Shanklin is a popular seaside resort and civil parish on the Isle of Wight, located on the east coast's Sandown Bay. The sandy beach, its Old Village and a wooded ravine, Shanklin Chine, are its main attractions. The Esplanade along the beach is occupied by hotels and restaurants for the most part, and is one of the most tourist-oriented parts of the town. The other is the Old Village, at the top of Shanklin Chine.
The main shopping centre consists of two roads, Regent Street and High Street, which comprises the largest retail area in the south of the Isle of Wight, significant for tourists but also as an amenity for residents.
Near Regent Street are the town's two main supermarkets, Somerfield and Lidl. There are also many local shops, including three newsagents, three bakeries, two arts and craft shops, several clothing and sports shops. The High Street also has shops, but is dominated by tourist shops and resturants.
Shanklin railway station is the terminus of the Island Line from Ryde. The railway used to continue south to Ventnor, but this section was closed in the 1960s.
Bus services to nearby towns and suburbs are run by Southern Vectis and Wightbus, on route 2, route 3, route 16, route 22 and route 23, principally from the bus stands at Somerfield. Destinations served include Newchurch, Newport, Ryde, Sandown, Ventnor and Winford. In the summer, an open top bus route called "The Sandown Bay Tour" is run, serving the main tourist areas of Shanklin and running to Sandown.

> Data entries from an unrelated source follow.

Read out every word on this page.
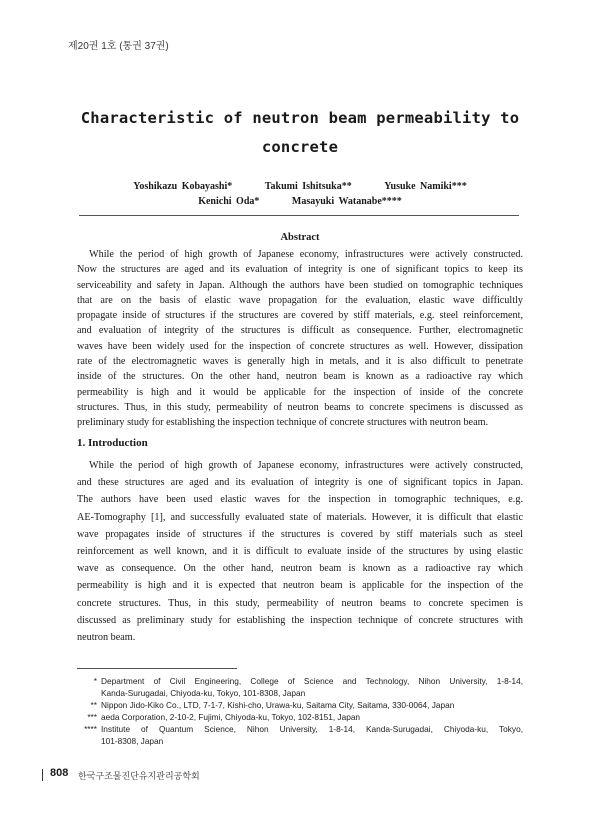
제20권 1호 (통권 37권)
Characteristic of neutron beam permeability to
concrete
Yoshikazu Kobayashi*	Takumi Ishitsuka**	Yusuke Namiki***
Kenichi Oda*	Masayuki Watanabe****
Abstract
While the period of high growth of Japanese economy, infrastructures were actively constructed.
Now the structures are aged and its evaluation of integrity is one of significant topics to keep its
serviceability and safety in Japan. Although the authors have been studied on tomographic techniques
that are on the basis of elastic wave propagation for the evaluation, elastic wave difficultly
propagate inside of structures if the structures are covered by stiff materials, e.g. steel reinforcement,
and evaluation of integrity of the structures is difficult as consequence. Further, electromagnetic
waves have been widely used for the inspection of concrete structures as well. However, dissipation
rate of the electromagnetic waves is generally high in metals, and it is also difficult to penetrate
inside of the structures. On the other hand, neutron beam is known as a radioactive ray which
permeability is high and it would be applicable for the inspection of inside of the concrete
structures. Thus, in this study, permeability of neutron beams to concrete specimens is discussed as
preliminary study for establishing the inspection technique of concrete structures with neutron beam.
1. Introduction
While the period of high growth of Japanese economy, infrastructures were actively constructed,
and these structures are aged and its evaluation of integrity is one of significant topics in Japan.
The authors have been used elastic waves for the inspection in tomographic techniques, e.g.
AE-Tomography [1], and successfully evaluated state of materials. However, it is difficult that elastic
wave propagates inside of structures if the structures is covered by stiff materials such as steel
reinforcement as well known, and it is difficult to evaluate inside of the structures by using elastic
wave as consequence. On the other hand, neutron beam is known as a radioactive ray which
permeability is high and it is expected that neutron beam is applicable for the inspection of the
concrete structures. Thus, in this study, permeability of neutron beams to concrete specimen is
discussed as preliminary study for establishing the inspection technique of concrete structures with
neutron beam.
* Department of Civil Engineering, College of Science and Technology, Nihon University, 1-8-14,
Kanda-Surugadai, Chiyoda-ku, Tokyo, 101-8308, Japan
** Nippon Jido-Kiko Co., LTD, 7-1-7, Kishi-cho, Urawa-ku, Saitama City, Saitama, 330-0064, Japan
*** aeda Corporation, 2-10-2, Fujimi, Chiyoda-ku, Tokyo, 102-8151, Japan
**** Institute of Quantum Science, Nihon University, 1-8-14, Kanda-Surugadai, Chiyoda-ku, Tokyo,
101-8308, Japan
808 한국구조물진단유지관리공학회
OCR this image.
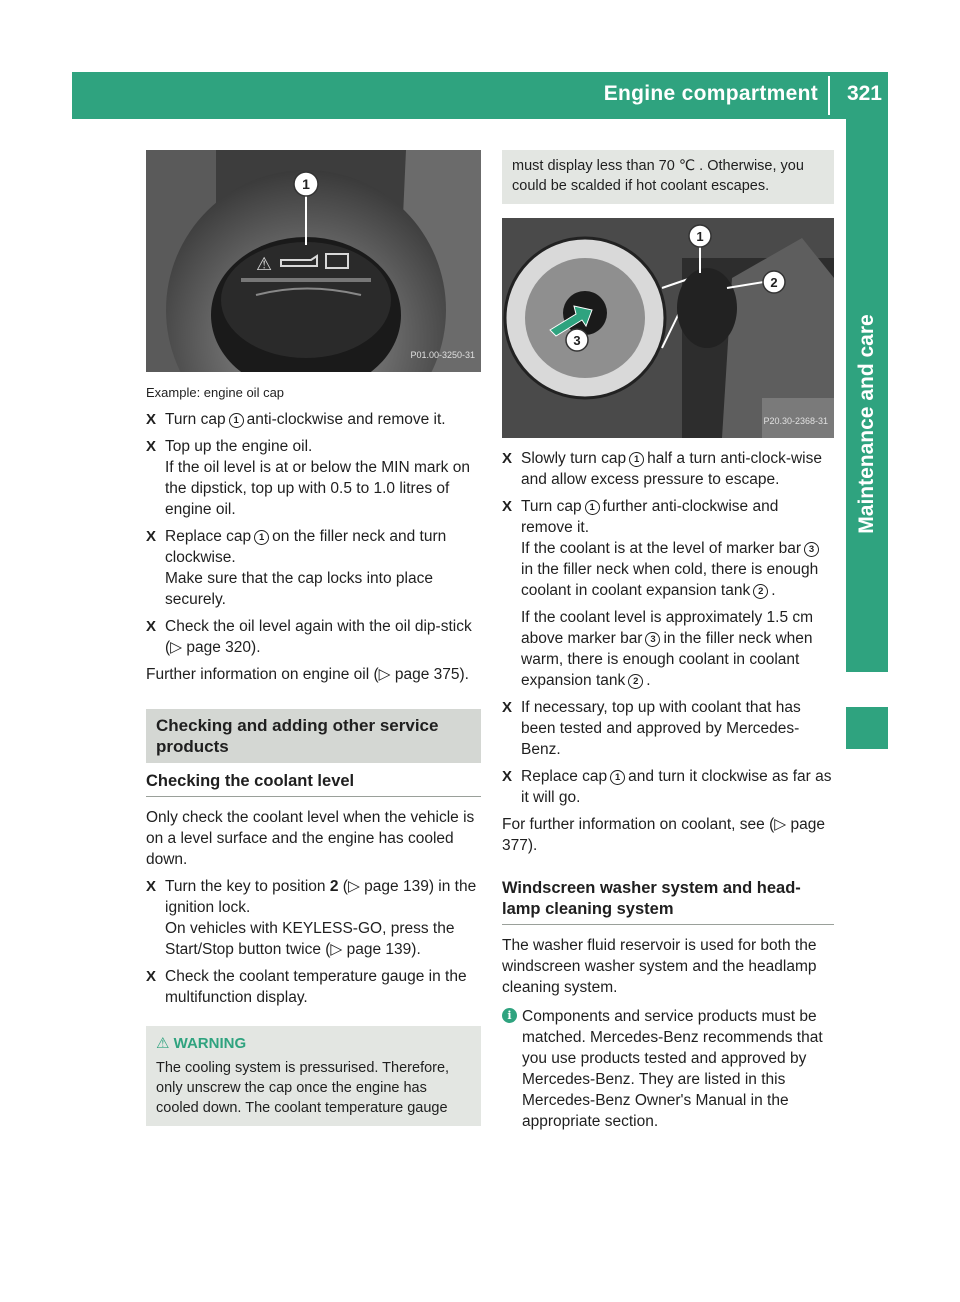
Engine compartment 321
Maintenance and care
⚠
1
P01.00-3250-31
Example: engine oil cap
X Turn cap 1 anti-clockwise and remove it.

X Top up the engine oil.

If the oil level is at or below the MIN mark on the dipstick, top up with 0.5 to 1.0 litres of engine oil.

X Replace cap 1 on the filler neck and turn clockwise.

Make sure that the cap locks into place securely.

X Check the oil level again with the oil dip-stick (▷ page 320).

Further information on engine oil (▷ page 375).
Checking and adding other service products
Checking the coolant level
Only check the coolant level when the vehicle is on a level surface and the engine has cooled down.
X Turn the key to position 2 (▷ page 139) in the ignition lock.

On vehicles with KEYLESS-GO, press the Start/Stop button twice (▷ page 139).

X Check the coolant temperature gauge in the multifunction display.

⚠ WARNING
The cooling system is pressurised. Therefore, only unscrew the cap once the engine has cooled down. The coolant temperature gauge
must display less than 70 ℃ . Otherwise, you could be scalded if hot coolant escapes.
1
2
3
P20.30-2368-31
X Slowly turn cap 1 half a turn anti-clock-wise and allow excess pressure to escape.

X Turn cap 1 further anti-clockwise and remove it.

If the coolant is at the level of marker bar 3in the filler neck when cold, there is enough coolant in coolant expansion tank 2 .

If the coolant level is approximately 1.5 cm above marker bar 3 in the filler neck when warm, there is enough coolant in coolant expansion tank 2 .

X If necessary, top up with coolant that has been tested and approved by Mercedes-Benz.

X Replace cap 1 and turn it clockwise as far as it will go.

For further information on coolant, see (▷ page 377).
Windscreen washer system and head-lamp cleaning system
The washer fluid reservoir is used for both the windscreen washer system and the headlamp cleaning system.
i Components and service products must be matched. Mercedes-Benz recommends that you use products tested and approved by Mercedes-Benz. They are listed in this Mercedes-Benz Owner's Manual in the appropriate section.
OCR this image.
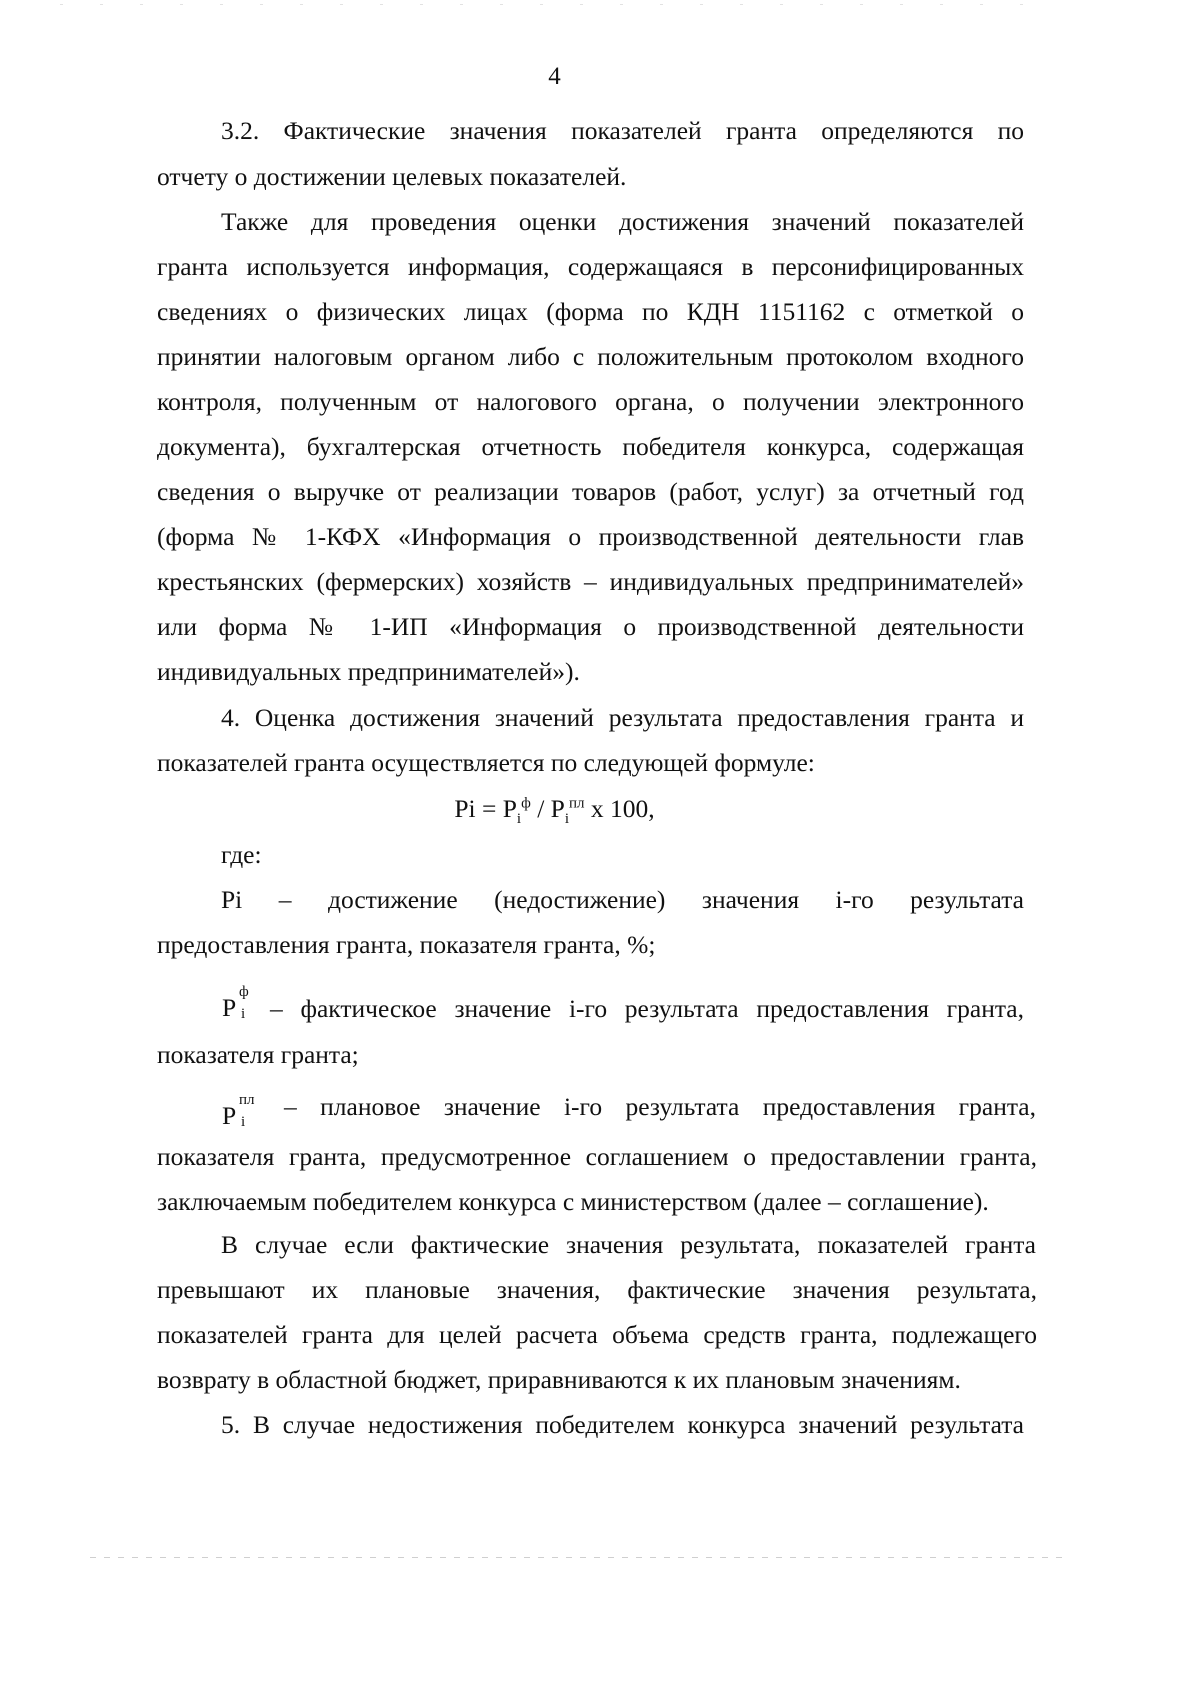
4
3.2. Фактические значения показателей гранта определяются по
отчету о достижении целевых показателей.
Также для проведения оценки достижения значений показателей
гранта используется информация, содержащаяся в персонифицированных
сведениях о физических лицах (форма по КДН 1151162 с отметкой о
принятии налоговым органом либо с положительным протоколом входного
контроля, полученным от налогового органа, о получении электронного
документа), бухгалтерская отчетность победителя конкурса, содержащая
сведения о выручке от реализации товаров (работ, услуг) за отчетный год
(форма № 1-КФХ «Информация о производственной деятельности глав
крестьянских (фермерских) хозяйств – индивидуальных предпринимателей»
или форма № 1-ИП «Информация о производственной деятельности
индивидуальных предпринимателей»).
4. Оценка достижения значений результата предоставления гранта и
показателей гранта осуществляется по следующей формуле:
$Pi = P_i^ф / P_i^{пл}$ х 100,
где:
Pi – достижение (недостижение) значения i-го результата
предоставления гранта, показателя гранта, %;
P
ф
i – фактическое значение i-го результата предоставления гранта,
показателя гранта;
P
пл
i
– плановое значение i-го результата предоставления гранта,
показателя гранта, предусмотренное соглашением о предоставлении гранта,
заключаемым победителем конкурса с министерством (далее – соглашение).
В случае если фактические значения результата, показателей гранта
превышают их плановые значения, фактические значения результата,
показателей гранта для целей расчета объема средств гранта, подлежащего
возврату в областной бюджет, приравниваются к их плановым значениям.
5. В случае недостижения победителем конкурса значений результата
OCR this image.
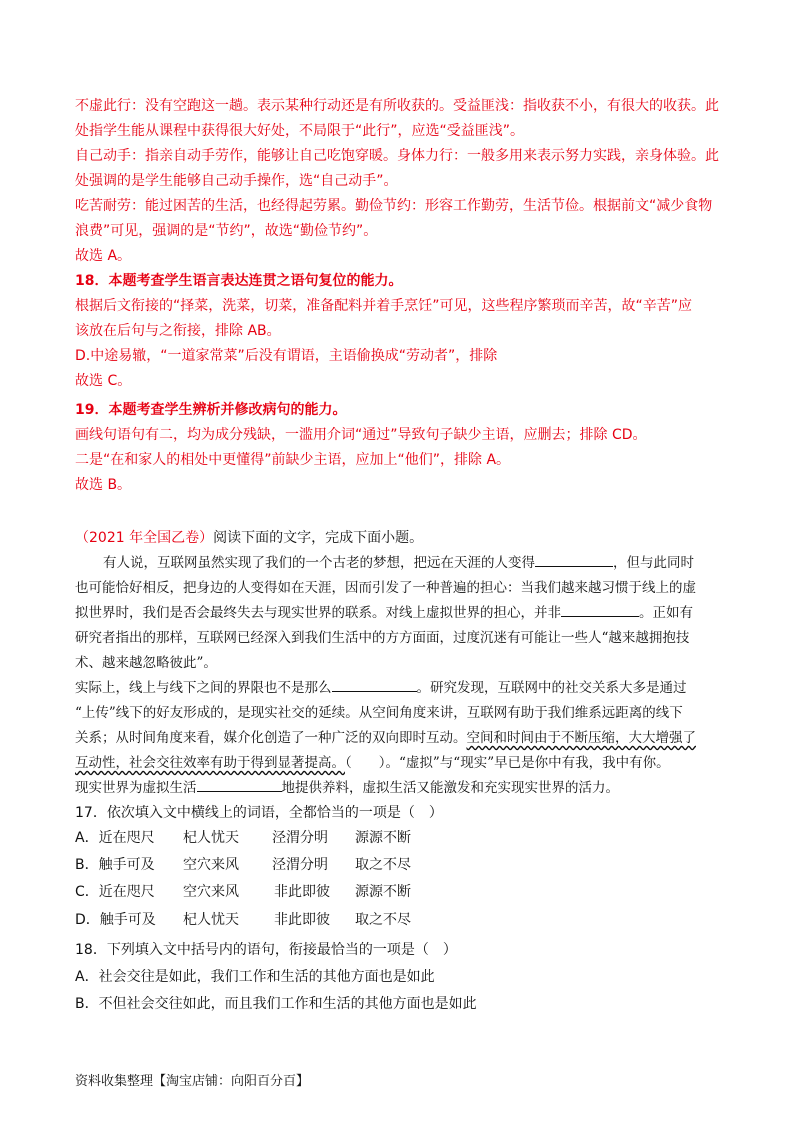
不虚此行：没有空跑这一趟。表示某种行动还是有所收获的。受益匪浅：指收获不小，有很大的收获。此
处指学生能从课程中获得很大好处，不局限于“此行”，应选“受益匪浅”。
自己动手：指亲自动手劳作，能够让自己吃饱穿暖。身体力行：一般多用来表示努力实践，亲身体验。此
处强调的是学生能够自己动手操作，选“自己动手”。
吃苦耐劳：能过困苦的生活，也经得起劳累。勤俭节约：形容工作勤劳，生活节俭。根据前文“减少食物
浪费”可见，强调的是“节约”，故选“勤俭节约”。
故选 A。
18．本题考查学生语言表达连贯之语句复位的能力。
根据后文衔接的“择菜，洗菜，切菜，准备配料并着手烹饪”可见，这些程序繁琐而辛苦，故“辛苦”应
该放在后句与之衔接，排除 AB。
D.中途易辙，“一道家常菜”后没有谓语，主语偷换成“劳动者”，排除
故选 C。
19．本题考查学生辨析并修改病句的能力。
画线句语句有二，均为成分残缺，一滥用介词“通过”导致句子缺少主语，应删去；排除 CD。
二是“在和家人的相处中更懂得”前缺少主语，应加上“他们”，排除 A。
故选 B。
（2021 年全国乙卷）阅读下面的文字，完成下面小题。
有人说，互联网虽然实现了我们的一个古老的梦想，把远在天涯的人变得	，但与此同时
也可能恰好相反，把身边的人变得如在天涯，因而引发了一种普遍的担心：当我们越来越习惯于线上的虚
拟世界时，我们是否会最终失去与现实世界的联系。对线上虚拟世界的担心，并非	。正如有
研究者指出的那样，互联网已经深入到我们生活中的方方面面，过度沉迷有可能让一些人“越来越拥抱技
术、越来越忽略彼此”。
实际上，线上与线下之间的界限也不是那么	。研究发现，互联网中的社交关系大多是通过
“上传”线下的好友形成的，是现实社交的延续。从空间角度来讲，互联网有助于我们维系远距离的线下
关系；从时间角度来看，媒介化创造了一种广泛的双向即时互动。空间和时间由于不断压缩，大大增强了
互动性，社会交往效率有助于得到显著提高。（　　）。“虚拟”与“现实”早已是你中有我，我中有你。
现实世界为虚拟生活	地提供养料，虚拟生活又能激发和充实现实世界的活力。
17．依次填入文中横线上的词语，全都恰当的一项是（　）
A．近在咫尺 杞人忧天 泾渭分明 源源不断
B．触手可及 空穴来风 泾渭分明 取之不尽
C．近在咫尺 空穴来风	非此即彼 源源不断
D．触手可及 杞人忧天	非此即彼 取之不尽
18．下列填入文中括号内的语句，衔接最恰当的一项是（　）
A．社会交往是如此，我们工作和生活的其他方面也是如此
B．不但社会交往如此，而且我们工作和生活的其他方面也是如此
资料收集整理【淘宝店铺：向阳百分百】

There are two theatres in Shanklin, Shanklin Theatre is just off the top end of the High Street, and The Portico Theatre is in Shanklin Old Village. In July and August 1819 the poet John Keats lodged at Eglantine Cottage in the resort's High Street, where he completed the first book of Lamia and began a drama, Otho the Great, with his friend Charles Armitage Brown.
In July 1868 the American poet Henry Wadsworth Longfellow stayed at the Crab Inn in Shanklin's Old Village during his last visit to Europe and left a poem about it on a stone by the pub. It is not generally held to be amongst his best work.
Beaches and esplanade
Shanklin has two beaches; 'Small Hope Beach' and 'Hope Beach.' Small Hope Beach eventually meets Sandown Beach and has many beach huts available for hire, and a small cafe. Hope Beach stretches in the opposite direction. Above Hope Beach is the esplanade which boasts some traditional seaside attractions including an amusement arcade, a crazy golf course, and a children's play area, with slides, ball pools, bouncy castles, rigging, swings etc available to be hired for a childs birthday party. There are several seafront hotels, a cliff lift from the seafront to the top of the cliff, a putting course, several cafes and restaurants and pubs, and a large, clean beach. Shanklin used to have a pier, but this was destroyed in the Great Storm of 1987.
Further along the beach is the Fisherman's Cottage pub. This is at the
bottom of Shanklin Chine, from which the town takes its name (originally
onomatopaecally "Chynklyng Chine"). The Chine is open to the
public for a small fee and continues up to Rylstone Gardens in the Old
Village.. It contains a small section of the pipe of the "Operation
Pluto" pipeline which ran across the Isle of Wight and out from Shanklin
and another branch from Sandown to supply fuel to the D-Day beaches.